Pesquisadores da proxalutamida dizem que perseguição continua

Fachada do edifício sede da Agência Nacional de Vigilância Sanitária (Anvisa).

Pesquisadores que testaram o medicamento proxalutamida no tratamento da Covid-19 dizem estar sofrendo dura perseguição da Comissão Nacional de Ética em Pesquisa (Conep), órgão que regula a ética em pesquisa no Brasil. Eles acreditam que a instituição está promovendo uma caça às bruxas, a despeito dos resultados positivos do estudo, apenas por motivação ideológica.

As críticas da Conep — que acusa a equipe de não ter seguido os preceitos éticos que são estabelecidos pela instituição: como a realização do estudo em local diferente do anteriormente aprovado e a não comunicação de mortes de pacientes — são expostas publicamente na figura de seu coordenador, o médico Jorge Venâncio, e são amplificadas com extensa cobertura de alguns veículos de imprensa, que os pesquisadores dizem receber informações privilegiadas de forma ilegal.

A partir de denúncias da Conep, os pesquisadores também estão sendo investigados pelo Ministério Público (MP) Estadual do Amazonas e Federal, e pela Agência Nacional de Vigilância Sanitária (Anvisa), que suspendeu de forma cautelar a importação e o uso de produtos contendo proxalutamida no âmbito de pesquisas científicas no Brasil.

Esta questão chegou até à Rede Latino-americana e Caribenha de Bioética (Redbioética) da Unesco, que publicou uma resolução dizendo que, se confirmadas as acusações, o estudo pode ser “um dos episódios mais graves e sérios de infração à ética de pesquisas e de violação aos direitos humanos dos participantes na história da América Latina”. A nota foi retirada do ar dias depois após os pesquisadores enviarem questionamentos à Redbioética sobre quais eram as fontes de informação. O arquivo da nota pode ser encontrado aqui.
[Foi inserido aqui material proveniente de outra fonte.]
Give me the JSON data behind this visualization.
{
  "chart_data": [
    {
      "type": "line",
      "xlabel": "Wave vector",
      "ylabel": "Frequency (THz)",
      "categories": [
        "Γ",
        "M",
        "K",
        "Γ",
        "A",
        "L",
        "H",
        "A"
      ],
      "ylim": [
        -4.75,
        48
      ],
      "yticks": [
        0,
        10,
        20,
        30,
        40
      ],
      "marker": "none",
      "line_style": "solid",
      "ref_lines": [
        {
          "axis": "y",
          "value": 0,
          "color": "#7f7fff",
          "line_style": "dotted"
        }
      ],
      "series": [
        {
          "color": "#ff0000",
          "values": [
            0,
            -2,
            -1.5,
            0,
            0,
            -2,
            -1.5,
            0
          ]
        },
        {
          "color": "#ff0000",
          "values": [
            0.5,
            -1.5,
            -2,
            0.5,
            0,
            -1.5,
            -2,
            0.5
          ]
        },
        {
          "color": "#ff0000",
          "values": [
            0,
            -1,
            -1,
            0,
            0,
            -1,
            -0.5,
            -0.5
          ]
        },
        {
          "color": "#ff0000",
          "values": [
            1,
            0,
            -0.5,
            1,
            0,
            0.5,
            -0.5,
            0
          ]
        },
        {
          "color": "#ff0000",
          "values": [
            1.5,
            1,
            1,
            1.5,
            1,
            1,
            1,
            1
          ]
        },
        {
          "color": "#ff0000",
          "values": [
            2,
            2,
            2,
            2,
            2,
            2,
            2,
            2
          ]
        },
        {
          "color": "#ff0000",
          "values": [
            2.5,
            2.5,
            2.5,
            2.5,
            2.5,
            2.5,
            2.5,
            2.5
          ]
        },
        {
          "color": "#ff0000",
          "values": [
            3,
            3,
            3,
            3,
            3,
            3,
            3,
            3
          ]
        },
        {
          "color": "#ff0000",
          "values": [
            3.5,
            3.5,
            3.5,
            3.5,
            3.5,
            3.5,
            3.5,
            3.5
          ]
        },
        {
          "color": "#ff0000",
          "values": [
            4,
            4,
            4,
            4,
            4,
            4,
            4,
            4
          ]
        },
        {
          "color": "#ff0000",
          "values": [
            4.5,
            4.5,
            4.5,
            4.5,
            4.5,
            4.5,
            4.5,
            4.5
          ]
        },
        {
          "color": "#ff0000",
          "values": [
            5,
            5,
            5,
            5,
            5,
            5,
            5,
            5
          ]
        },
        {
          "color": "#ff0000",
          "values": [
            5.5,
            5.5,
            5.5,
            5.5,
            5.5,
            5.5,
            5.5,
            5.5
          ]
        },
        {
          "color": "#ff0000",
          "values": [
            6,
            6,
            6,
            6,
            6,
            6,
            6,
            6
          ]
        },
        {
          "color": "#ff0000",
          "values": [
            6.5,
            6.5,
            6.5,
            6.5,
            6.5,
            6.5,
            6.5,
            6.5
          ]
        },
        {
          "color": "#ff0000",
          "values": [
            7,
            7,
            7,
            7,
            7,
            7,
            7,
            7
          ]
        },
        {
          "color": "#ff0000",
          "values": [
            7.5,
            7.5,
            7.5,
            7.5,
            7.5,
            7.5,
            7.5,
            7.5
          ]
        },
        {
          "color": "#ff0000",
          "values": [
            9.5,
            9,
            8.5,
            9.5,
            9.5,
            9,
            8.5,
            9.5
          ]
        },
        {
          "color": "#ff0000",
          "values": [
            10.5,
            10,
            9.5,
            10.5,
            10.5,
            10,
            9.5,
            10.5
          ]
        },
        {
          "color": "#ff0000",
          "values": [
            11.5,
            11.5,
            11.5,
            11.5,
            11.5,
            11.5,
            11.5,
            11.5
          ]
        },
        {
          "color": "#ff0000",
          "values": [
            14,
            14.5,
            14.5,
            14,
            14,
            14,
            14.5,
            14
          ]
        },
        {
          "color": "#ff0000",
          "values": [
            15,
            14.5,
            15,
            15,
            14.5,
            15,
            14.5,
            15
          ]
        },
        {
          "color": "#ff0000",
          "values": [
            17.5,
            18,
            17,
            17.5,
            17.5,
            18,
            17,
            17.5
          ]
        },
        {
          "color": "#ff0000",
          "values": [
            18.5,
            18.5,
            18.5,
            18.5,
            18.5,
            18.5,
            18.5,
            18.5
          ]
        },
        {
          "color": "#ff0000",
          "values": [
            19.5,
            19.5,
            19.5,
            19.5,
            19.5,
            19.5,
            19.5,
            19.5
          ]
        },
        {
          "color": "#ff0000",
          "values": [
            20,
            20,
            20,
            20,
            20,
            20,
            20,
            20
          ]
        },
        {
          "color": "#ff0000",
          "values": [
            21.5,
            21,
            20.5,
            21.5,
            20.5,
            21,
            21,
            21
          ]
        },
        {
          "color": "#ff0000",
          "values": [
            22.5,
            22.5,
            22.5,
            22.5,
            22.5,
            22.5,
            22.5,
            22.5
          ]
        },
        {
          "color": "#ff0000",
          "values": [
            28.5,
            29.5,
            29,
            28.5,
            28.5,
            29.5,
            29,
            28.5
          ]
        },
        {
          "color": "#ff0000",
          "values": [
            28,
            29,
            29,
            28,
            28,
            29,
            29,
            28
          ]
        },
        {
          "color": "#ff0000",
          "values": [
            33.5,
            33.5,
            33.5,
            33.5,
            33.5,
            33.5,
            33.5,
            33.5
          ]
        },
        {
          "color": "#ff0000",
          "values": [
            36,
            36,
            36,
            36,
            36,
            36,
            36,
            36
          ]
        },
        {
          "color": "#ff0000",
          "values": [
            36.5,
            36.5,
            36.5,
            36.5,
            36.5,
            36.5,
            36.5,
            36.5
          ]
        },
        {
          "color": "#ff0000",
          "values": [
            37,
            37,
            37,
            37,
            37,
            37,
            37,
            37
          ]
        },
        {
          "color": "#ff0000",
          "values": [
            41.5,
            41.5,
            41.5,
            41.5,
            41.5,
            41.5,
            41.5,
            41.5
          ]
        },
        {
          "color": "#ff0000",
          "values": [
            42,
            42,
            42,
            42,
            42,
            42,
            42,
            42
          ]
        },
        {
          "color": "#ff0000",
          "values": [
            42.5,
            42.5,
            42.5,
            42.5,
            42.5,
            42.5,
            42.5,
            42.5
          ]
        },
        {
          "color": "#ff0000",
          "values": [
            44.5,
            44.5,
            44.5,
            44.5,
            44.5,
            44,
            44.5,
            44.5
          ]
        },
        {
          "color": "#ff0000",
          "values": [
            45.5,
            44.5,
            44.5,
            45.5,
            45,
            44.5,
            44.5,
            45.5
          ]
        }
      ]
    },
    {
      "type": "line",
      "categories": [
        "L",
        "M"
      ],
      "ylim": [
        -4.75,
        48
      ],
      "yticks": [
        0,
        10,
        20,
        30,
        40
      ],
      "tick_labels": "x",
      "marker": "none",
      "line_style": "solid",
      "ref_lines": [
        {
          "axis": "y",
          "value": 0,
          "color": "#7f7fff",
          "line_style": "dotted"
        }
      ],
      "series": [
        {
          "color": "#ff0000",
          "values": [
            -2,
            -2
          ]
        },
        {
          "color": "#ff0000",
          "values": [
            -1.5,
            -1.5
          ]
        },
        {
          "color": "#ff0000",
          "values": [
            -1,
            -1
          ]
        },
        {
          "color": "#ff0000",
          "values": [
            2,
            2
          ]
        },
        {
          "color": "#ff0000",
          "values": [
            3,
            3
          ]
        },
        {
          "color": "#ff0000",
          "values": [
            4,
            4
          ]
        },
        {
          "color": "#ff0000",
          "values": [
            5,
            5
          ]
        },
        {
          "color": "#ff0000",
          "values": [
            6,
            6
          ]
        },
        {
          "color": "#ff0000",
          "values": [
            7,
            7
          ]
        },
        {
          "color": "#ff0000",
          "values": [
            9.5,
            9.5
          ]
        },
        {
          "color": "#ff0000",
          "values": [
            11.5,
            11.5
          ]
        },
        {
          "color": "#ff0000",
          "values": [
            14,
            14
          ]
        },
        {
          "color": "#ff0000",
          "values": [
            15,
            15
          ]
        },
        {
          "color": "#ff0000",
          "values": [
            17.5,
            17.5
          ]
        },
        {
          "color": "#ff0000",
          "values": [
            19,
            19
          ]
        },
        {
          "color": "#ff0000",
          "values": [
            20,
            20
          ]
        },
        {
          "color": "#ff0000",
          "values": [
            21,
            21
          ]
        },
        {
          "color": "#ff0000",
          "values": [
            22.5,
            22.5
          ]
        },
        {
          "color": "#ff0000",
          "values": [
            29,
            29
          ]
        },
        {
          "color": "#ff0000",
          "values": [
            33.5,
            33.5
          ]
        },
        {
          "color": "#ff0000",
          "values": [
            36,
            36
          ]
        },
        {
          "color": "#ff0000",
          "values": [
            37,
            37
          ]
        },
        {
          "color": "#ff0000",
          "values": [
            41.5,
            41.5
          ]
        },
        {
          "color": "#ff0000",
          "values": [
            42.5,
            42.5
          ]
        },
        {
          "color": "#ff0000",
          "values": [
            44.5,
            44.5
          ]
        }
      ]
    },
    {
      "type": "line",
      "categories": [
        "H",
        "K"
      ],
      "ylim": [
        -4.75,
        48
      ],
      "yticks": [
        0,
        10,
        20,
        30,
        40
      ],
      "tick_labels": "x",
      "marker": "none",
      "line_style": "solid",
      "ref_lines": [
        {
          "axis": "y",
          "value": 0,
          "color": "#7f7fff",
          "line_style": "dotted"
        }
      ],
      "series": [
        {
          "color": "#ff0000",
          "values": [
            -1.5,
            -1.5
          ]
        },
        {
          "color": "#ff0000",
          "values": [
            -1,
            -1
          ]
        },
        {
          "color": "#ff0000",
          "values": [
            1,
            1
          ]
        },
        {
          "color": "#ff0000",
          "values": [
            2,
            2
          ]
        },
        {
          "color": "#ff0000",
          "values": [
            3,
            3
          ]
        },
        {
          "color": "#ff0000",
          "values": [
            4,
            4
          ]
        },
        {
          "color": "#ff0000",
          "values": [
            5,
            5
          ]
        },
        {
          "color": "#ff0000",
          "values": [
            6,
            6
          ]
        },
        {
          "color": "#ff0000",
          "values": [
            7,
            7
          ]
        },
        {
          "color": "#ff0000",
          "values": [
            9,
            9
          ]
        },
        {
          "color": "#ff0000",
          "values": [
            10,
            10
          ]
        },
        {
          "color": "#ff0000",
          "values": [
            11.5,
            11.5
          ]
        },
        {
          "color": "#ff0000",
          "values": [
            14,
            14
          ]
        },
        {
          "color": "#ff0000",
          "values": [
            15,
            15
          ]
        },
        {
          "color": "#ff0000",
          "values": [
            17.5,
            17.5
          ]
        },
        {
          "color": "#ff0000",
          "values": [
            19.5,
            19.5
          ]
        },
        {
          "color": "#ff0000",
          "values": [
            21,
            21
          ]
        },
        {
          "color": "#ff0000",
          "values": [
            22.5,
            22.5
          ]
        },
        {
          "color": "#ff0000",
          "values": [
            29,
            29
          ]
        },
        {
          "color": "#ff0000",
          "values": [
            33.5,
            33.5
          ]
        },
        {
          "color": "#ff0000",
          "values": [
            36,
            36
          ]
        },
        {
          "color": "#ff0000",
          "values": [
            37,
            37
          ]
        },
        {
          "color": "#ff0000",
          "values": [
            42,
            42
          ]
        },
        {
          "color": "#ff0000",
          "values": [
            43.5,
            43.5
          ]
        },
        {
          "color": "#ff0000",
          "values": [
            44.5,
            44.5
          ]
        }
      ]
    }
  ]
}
O nome do médico endocrinologista Flávio Cadegiani, que coordenou a realização do estudo no Brasil, também foi incluído no relatório final da CPI da Covid no Senado, acusado de crime contra a humanidade por ter, supostamente, realizado estudos sem a autorização da Conep. Cadegiani disse ser conveniente a CPI tê-lo incluído no relatório de última hora, sem chance de defesa. “Do que eles estavam com medo se eu depusesse?”, disse Cadegiani, que acredita que as instituições foram induzidas a erro por declarações “tendenciosas e inverídicas” fornecidas pela Conep.

“É desgostoso, estou refém de sequestradores da pesquisa há seis meses. Perdi completamente minha dignidade, fiquei sem chão. Perdi todo o ânimo de pesquisar por conta da injustiça”, lamenta Cadegiani.

Após Cadegiani entrar na justiça para esclarecimentos sobre a conduta de Venâncio e da Conep, o Procurador da República do DF, Pablo Coutinho Barreto, apresentou parecer para que o coordenador da Conep dê explicações em juízo sobre os vazamentos de informação e sobre as declarações, difamatórias segundo Cadegiani, dadas por ele à imprensa.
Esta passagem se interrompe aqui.